1- How can I solve this equation? y''+4y'=0
2-What is the diffrential equation of type y''+ay'+by=0 which has the solution of:
e^(3x) and xe^(3x)
Thanks for your help.
1- How can I solve this equation? y''+4y'=0
2-What is the diffrential equation of type y''+ay'+by=0 which has the solution of:
e^(3x) and xe^(3x)
Thanks for your help.
For part 2, you're told $\displaystyle \displaystyle y = e^{3x}$ is a solution.
So $\displaystyle \displaystyle y' = 3e^{3x}$ and $\displaystyle \displaystyle y'' = 9e^{3x}$.
Substitute into the DE to get $\displaystyle \displaystyle 9e^{3x} + 3a\,e^{3x} + b\,e^{3x} = 0$.
Now do the same with the other solution $\displaystyle \displaystyle y = x\,e^{3x}$ to get another equation that involves $\displaystyle \displaystyle a$ and $\displaystyle \displaystyle b$. Then you can solve the two equations simultaneously for $\displaystyle \displaystyle a$ and $\displaystyle \displaystyle b$.
Here's another way to do this.
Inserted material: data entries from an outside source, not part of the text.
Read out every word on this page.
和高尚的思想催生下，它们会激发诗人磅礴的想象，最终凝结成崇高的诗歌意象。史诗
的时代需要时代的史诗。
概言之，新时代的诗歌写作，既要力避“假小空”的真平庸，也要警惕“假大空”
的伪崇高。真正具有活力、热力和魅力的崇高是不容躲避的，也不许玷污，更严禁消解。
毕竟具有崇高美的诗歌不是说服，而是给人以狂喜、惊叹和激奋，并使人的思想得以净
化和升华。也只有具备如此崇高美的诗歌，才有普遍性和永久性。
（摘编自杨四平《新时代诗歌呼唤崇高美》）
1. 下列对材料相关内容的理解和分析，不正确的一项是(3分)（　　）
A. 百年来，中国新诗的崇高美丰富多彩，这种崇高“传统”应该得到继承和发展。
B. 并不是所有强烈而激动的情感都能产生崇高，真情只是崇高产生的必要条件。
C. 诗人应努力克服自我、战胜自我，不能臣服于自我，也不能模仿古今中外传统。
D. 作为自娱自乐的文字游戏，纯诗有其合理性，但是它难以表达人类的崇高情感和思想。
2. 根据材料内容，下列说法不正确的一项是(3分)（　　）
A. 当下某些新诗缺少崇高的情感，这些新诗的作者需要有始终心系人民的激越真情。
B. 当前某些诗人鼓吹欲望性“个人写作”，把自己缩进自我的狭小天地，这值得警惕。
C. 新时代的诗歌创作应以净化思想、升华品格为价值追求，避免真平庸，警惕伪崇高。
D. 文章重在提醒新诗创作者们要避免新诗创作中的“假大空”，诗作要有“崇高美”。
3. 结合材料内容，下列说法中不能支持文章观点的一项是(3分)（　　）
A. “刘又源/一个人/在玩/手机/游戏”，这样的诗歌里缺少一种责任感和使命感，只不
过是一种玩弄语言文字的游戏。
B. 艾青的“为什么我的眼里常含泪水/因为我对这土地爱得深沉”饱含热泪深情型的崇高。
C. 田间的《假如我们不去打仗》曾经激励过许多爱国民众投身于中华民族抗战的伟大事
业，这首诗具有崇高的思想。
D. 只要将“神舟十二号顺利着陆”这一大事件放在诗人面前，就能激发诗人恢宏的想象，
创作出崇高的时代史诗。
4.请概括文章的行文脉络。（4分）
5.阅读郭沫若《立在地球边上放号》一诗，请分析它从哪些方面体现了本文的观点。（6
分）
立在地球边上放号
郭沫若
Since there is no "y" (undifferentiated) let u= y' so the equation becomes u'+ 4u= 0. That is the same as du/dx= -4u which is a separable, first order differential equation. You can write it as du/u= -4 dx and integrate both sides: ln(u)= -4x+ c which leads to $\displaystyle u(x)= y'(x)= e^{-4x+ c}= Ce^{-4x}$ where $\displaystyle C= e^{c}$. Now find y by integrating $\displaystyle y'= Ce^{-4x}$: $\displaystyle y(x)= \frac{C}{-4}e^{4x}+ B$ which we can also write as $\displaystyle y(x)= Ae^{-4x}+ B$ where now $\displaystyle A= \frac{C}{-4}= \frac{e^c}{-4}$.